Consider the equation $9x^2e^{-x}=1$, Let c be the greatest positive root. Find the greatest positive integer $n$ such that $n<c$.
I was able to do this question by converting it into $9x^2=e^x$, then into $2\ln(3)+2\ln(x)-x=0$, then I defined $f(x)=2\ln(3)+2\ln(x)-x$ and showed that there is a sign change between $f(5)$ and $f(6)$ by using rough decimal approximations that I happened to know. This leads to the answer of $n=5$. I should note that a previous part of the question had me sketch the graph $y=9x^2e^{-x}$ for some intuition.

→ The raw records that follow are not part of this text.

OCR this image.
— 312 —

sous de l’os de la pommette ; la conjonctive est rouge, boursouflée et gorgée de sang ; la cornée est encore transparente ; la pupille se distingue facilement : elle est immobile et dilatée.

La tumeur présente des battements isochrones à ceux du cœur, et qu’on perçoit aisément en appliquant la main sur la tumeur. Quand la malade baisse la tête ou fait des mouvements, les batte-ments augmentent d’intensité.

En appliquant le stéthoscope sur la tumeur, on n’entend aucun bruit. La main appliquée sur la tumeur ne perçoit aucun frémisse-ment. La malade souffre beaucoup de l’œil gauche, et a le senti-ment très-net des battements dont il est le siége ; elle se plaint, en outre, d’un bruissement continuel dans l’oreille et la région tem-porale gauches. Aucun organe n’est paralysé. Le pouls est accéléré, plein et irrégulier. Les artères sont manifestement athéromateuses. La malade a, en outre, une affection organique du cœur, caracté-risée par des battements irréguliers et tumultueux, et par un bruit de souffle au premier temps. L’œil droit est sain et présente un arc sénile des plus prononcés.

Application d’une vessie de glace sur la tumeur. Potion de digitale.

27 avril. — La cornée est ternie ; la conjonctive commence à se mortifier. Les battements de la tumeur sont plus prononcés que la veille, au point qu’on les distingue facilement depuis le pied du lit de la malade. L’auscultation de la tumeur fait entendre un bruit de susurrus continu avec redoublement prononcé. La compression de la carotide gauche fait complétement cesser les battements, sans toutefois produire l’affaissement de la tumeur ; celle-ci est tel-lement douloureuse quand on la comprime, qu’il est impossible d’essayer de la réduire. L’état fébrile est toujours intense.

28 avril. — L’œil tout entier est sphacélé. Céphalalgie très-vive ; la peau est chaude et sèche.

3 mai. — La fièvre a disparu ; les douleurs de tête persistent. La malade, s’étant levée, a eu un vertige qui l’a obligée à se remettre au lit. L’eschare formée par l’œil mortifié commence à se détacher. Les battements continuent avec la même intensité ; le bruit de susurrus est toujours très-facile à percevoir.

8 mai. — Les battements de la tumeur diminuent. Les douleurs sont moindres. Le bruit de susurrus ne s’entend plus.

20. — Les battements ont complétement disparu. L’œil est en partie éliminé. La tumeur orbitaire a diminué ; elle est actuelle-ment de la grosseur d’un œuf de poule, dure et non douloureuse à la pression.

My problem is the fact that I had to use knowledge of decimal expansions which is not a favourable method for me. I'm curious to see if anyone knows of more efficient or elegant methods to answer this problem.
Thanks in advance.
Sooner or later, you will learn that the only explicit solutions of the equation are given in terms of Lambert function which is very useful and extensively used in many areas. Just by curiosity, type Lambert on the eseach bar of the site and you will notice $4047$ entries.
The root you are looking for is given by $$x=-2 W_{-1}\left(-\frac{1}{6}\right)$$ which you can approximate using the expansion given in the linked page
$$W_{-1}(t)=L_1-L_2+\frac{L_2}{L_1}+\frac{L_2(L_2-2)}{2L_1^2}+\frac{L_2(6-9L_2+2L_2^2)}{6L_1^3}+\cdots$$ where where $L_1=\log(-t)$ and $L_2=\log(-L_1)$.
Using the truncated expansion, this would give $x \sim 5.70664$ while the exact solution is $x=5.66630$.